La riforma migratoria del presidente Raúl Castro, in vigore dall’inizio 2012, è tra le più apprezzate dai cubani. Quest’anno, dai dati governativi, 180.000 cubani hanno viaggiato all’estero. Una delle (poche) aperture di Obama è consistita nell’aver eliminato le dure restrizioni poste dall’allora presidente George W. Bush ai viaggi a Cuba dei cubanoamericani. La Sezione di interesse degli Usa all’Avana (i due paesi non hanno rapporti diplomatici formali) nel primo semestre di quest’anno ha concesso visti temporali a 17.767 cubani, con un incremento del 79% rispetto allo stesso periodo dell’anno scorso.

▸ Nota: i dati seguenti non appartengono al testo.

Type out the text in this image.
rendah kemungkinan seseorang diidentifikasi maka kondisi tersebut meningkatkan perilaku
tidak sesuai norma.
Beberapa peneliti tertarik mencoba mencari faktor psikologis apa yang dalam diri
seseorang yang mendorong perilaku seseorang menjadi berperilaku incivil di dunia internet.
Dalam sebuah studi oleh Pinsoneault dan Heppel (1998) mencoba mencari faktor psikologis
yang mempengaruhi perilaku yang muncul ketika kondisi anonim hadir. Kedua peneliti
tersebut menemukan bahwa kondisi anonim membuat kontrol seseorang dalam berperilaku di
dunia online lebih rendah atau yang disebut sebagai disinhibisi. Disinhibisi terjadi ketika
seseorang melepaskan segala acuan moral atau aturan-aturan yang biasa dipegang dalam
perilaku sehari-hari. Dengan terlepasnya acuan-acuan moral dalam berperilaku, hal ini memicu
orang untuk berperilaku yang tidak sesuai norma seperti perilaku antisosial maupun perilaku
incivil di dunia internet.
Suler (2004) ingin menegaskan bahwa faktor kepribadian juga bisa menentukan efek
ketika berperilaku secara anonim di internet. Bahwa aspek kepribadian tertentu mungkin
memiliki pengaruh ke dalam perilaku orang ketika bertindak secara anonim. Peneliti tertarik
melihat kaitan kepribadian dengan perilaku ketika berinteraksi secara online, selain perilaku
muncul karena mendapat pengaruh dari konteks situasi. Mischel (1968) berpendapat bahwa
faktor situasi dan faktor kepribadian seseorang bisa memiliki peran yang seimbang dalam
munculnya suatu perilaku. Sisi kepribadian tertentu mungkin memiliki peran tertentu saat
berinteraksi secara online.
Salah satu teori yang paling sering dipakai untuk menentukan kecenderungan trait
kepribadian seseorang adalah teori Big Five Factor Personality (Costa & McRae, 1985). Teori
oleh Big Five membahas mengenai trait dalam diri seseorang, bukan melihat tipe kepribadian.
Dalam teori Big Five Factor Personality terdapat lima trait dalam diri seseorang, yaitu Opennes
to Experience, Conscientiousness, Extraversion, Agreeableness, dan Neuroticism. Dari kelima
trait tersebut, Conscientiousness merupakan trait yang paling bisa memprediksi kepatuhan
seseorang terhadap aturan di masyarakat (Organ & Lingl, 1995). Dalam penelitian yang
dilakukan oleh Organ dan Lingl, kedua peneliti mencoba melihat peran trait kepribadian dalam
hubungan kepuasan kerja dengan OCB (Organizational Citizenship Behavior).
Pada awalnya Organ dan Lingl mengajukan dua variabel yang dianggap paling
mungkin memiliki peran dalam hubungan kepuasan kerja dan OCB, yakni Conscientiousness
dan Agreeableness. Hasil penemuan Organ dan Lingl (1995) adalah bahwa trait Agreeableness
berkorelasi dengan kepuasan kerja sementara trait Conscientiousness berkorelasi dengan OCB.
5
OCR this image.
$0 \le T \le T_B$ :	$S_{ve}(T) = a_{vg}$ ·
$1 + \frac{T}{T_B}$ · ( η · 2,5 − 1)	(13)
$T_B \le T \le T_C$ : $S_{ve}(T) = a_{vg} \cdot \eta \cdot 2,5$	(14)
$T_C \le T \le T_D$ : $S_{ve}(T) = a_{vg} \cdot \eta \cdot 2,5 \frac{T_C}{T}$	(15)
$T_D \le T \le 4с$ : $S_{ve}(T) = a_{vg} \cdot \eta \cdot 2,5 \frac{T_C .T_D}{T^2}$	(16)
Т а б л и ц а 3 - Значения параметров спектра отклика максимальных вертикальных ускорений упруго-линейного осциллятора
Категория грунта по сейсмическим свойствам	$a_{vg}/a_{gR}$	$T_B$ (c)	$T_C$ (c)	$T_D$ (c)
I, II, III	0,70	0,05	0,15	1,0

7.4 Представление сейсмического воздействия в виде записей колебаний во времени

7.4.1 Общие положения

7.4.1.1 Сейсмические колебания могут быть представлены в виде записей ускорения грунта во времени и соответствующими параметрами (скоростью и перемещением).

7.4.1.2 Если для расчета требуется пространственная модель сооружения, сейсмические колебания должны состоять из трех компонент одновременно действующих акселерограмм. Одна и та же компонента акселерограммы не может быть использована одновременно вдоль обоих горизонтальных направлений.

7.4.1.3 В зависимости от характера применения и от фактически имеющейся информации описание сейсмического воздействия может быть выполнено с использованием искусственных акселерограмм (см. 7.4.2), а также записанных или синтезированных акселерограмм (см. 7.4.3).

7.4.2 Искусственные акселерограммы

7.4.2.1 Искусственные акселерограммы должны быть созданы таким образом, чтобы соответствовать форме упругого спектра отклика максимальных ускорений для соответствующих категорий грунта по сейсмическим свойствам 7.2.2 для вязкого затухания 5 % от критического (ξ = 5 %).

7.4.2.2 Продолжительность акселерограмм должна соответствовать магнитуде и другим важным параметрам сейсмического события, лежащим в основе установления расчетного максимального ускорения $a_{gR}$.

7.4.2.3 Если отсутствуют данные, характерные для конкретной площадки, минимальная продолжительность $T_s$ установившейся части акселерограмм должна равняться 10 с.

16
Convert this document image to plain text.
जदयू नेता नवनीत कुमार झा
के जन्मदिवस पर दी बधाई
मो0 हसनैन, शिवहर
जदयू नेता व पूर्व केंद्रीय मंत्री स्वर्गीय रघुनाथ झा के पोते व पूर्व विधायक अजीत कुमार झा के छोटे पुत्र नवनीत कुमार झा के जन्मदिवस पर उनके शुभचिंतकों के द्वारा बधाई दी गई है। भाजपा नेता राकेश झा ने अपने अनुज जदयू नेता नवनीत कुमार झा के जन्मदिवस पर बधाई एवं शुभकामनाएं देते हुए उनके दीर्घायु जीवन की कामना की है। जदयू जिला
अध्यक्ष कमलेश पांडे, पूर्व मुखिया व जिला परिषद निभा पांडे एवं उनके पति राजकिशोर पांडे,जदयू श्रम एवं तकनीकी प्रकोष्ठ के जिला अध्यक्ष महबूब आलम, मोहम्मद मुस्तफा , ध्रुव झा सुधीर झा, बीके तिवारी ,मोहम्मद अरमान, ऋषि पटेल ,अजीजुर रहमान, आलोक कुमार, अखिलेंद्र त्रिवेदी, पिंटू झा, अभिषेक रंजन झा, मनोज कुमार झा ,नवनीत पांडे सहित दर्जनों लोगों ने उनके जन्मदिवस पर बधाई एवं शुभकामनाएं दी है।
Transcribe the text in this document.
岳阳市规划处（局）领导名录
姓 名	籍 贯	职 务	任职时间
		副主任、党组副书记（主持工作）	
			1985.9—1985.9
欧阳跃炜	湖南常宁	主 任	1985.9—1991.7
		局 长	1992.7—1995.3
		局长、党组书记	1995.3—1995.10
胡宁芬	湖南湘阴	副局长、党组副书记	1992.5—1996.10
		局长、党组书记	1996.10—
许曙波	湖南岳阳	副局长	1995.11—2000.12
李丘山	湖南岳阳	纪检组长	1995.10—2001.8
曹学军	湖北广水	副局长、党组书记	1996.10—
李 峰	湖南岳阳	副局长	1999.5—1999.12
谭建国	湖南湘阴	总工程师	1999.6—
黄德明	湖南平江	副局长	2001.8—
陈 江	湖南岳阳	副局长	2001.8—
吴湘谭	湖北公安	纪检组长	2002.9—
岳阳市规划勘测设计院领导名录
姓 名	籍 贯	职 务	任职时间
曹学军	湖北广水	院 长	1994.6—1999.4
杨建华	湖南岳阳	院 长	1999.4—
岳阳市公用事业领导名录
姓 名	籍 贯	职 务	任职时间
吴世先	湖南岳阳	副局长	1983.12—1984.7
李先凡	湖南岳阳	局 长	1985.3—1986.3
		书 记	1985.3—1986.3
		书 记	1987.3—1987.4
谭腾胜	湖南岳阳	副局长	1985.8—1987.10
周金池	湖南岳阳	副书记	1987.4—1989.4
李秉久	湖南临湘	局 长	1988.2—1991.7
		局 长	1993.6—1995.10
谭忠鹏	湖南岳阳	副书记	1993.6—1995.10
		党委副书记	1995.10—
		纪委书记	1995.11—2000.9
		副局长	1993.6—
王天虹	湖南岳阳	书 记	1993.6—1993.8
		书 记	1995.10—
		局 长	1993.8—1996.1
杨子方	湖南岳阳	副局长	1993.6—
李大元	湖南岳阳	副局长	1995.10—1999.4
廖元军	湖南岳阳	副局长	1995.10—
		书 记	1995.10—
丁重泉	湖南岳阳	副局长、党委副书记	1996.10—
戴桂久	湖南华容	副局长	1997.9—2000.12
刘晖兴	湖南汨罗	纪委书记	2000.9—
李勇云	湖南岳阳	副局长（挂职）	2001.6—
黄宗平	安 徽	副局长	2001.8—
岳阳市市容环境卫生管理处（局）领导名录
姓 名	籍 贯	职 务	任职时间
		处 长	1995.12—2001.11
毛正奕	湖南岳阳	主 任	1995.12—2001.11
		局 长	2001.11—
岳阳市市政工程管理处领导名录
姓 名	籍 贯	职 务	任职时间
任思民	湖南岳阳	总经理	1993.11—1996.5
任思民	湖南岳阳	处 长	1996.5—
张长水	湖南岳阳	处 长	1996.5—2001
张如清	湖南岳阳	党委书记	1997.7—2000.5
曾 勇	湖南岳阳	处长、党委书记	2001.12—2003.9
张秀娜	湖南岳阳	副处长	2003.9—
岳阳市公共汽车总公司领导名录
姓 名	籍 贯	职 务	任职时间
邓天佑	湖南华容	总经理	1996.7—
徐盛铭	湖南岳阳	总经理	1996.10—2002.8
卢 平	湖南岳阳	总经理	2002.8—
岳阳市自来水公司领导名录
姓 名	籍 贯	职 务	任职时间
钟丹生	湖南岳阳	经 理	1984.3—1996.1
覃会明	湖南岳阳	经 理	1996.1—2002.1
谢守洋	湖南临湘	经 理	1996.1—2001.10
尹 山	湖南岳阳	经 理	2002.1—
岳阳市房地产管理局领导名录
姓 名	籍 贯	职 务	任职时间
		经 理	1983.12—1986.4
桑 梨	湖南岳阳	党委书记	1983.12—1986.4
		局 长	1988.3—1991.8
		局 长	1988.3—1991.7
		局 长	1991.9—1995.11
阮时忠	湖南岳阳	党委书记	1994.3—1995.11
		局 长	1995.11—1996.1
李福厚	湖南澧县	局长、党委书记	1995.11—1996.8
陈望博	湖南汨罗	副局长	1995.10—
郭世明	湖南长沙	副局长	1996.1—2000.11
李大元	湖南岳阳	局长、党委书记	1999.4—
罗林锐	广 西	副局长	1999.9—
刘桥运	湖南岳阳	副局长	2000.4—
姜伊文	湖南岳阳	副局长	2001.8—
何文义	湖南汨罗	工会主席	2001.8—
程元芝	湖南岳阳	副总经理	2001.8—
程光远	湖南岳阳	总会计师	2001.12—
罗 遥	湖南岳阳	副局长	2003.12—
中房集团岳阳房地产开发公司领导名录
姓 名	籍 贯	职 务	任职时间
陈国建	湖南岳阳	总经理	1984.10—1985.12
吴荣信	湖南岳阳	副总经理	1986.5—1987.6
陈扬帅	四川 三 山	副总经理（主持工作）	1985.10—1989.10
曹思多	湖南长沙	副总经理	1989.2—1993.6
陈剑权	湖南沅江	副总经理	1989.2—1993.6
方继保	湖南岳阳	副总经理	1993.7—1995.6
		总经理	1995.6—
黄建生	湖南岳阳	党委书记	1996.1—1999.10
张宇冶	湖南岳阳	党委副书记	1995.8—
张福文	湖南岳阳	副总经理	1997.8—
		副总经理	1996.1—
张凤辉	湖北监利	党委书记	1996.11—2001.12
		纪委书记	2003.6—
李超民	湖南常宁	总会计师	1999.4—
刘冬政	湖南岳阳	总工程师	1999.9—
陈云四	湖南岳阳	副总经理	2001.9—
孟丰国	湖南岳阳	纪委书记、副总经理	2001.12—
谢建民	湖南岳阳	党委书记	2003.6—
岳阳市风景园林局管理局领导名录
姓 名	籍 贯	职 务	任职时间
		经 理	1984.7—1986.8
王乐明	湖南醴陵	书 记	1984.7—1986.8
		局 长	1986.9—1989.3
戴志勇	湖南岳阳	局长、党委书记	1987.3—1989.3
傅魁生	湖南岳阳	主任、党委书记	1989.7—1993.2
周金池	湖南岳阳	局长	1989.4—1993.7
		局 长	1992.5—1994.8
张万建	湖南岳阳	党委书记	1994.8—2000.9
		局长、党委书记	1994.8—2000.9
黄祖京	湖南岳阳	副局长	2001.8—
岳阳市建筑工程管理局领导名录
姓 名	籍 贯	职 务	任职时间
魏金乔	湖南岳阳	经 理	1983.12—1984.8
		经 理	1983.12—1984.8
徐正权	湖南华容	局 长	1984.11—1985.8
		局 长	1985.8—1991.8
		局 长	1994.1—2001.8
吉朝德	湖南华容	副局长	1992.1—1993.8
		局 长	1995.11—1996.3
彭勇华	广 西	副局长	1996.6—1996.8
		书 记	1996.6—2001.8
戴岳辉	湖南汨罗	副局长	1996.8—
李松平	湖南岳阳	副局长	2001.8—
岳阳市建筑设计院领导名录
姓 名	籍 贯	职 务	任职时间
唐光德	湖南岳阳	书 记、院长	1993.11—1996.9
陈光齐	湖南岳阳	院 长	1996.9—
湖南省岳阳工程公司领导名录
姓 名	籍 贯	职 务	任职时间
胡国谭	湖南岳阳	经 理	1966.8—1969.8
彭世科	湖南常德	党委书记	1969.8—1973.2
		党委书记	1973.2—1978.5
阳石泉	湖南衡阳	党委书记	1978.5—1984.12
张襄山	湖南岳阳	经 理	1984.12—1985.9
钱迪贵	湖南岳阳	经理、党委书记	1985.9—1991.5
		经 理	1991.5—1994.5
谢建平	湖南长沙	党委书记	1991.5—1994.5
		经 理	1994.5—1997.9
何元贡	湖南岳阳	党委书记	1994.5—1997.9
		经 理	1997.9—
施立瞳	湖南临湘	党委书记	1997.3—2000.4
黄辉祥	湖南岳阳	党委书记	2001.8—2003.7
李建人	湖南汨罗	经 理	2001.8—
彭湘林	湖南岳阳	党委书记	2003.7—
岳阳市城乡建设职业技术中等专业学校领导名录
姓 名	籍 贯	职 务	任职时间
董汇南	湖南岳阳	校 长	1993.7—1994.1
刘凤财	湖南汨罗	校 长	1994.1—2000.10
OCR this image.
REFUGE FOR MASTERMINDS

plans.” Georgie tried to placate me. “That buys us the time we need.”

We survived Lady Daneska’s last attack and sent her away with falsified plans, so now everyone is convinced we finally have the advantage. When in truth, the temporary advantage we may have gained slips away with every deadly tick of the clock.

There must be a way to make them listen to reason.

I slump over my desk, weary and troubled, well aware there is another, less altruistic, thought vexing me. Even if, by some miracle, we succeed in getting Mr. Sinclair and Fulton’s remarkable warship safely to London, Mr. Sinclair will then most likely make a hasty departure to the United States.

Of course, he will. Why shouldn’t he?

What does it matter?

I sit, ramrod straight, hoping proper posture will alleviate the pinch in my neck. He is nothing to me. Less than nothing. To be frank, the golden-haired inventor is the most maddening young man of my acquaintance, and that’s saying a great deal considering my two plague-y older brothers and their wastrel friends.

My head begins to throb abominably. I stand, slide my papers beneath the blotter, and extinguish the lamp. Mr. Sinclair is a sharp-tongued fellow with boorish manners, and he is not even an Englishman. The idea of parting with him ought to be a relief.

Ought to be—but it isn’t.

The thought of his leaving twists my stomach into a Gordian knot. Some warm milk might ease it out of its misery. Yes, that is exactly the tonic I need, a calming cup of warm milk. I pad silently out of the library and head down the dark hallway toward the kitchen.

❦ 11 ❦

Con un cambiamento di 180° gradi dai tempi in cui gli emigrati venivano tacciati di tradimento e definiti gusanos, il governo di Raúl guarda con grande interesse alla possibilità che una parte della diaspora possa investire a Cuba. Le riforme economiche e sociali varate dal Pc cubano due anni fa, per decollare devono riuscire a stimolare la produzione, liberandola per quanto possibile dai vincoli di una omnipresente e omnipotente gestione (e burocrazia) di Stato. Un’altra riforma che ha avuto un grande appoggio è stata l’apertura dell’economia ai lavoratori privati, i cuentapropistas. I numeri sono indicativi: quando cinque anni fa Raúl assunse il potere, i lavoratori privati erano circa 170.000; oggi i cuentapropistas con licenza hanno toccato il tetto di 436.000, poco meno di un decimo della forza lavoro del Paese. Nei giorni scorsi il governo ha ampliato la possibilità di lavoro privato a altre 18 categorie di lavoratori (prima erano 183) compresi i titolari di agenzie immobiliari, grossisti di prodotti agricoli – che possono fornire direttamente alberghi e aziende statali – costruttori edili e , misura assai attesa, operatori turistici. Per quanto importante però, i cuentapropisti occupano un settore limitato, quello dei servizi. Ma per uscire dalla crisi, Cuba ha bisogno di rimettere in piedi la stuttura produttiva, attivando poli di sviluppo e dando per quanto possibile alle aziende di stato autonomia dal centro e responsabilità, cioè possibilità di fare e dividere utili ma anche di fallire. E soprattutto incentivando nuove forme di proprietà non statale, come le cooperative, in passato permesse solo nel settore agricolo. In base al decreto legge che estende le cooperative anche ai settori non agricoli, nell’ultima settimana sono state créate 73 nuove cooperative, 41 di queste in precedenza erano imprese di stato, 32 sono start-ups create da cittadini associatisi per poter usufruire degli incentivi garantiti dalla nuova legge a chi forma cooperative.
Sui poli di sviluppo, il governo cubano ha appena varato il decreto legge 313 per attirare investimenti stranieri nella Zona speciale di sviluppo a Mariel (Zedm),a 45 km dall’Avana, dov’è in corso la costruzione di un porto per container e una serie di infrastrutture collegate che aspirano a diventare il centro di logística per mercanzie di tutto il Gofo del Messico. Le opere di costruzione, iniziate nel 2011 con finanziamento brasiliano, dovranno terminare l’anno prossimo. Per il ministro del Commercio e investimenti stranieri, Rodrigo Malmierca, «la Zona si propone di creare un clima speciale dove il capitale straniero avrà condizioni migliori che nel resto del paese», con sconti fiscali, doganali e garanzie di poter rimpatriare gli utili.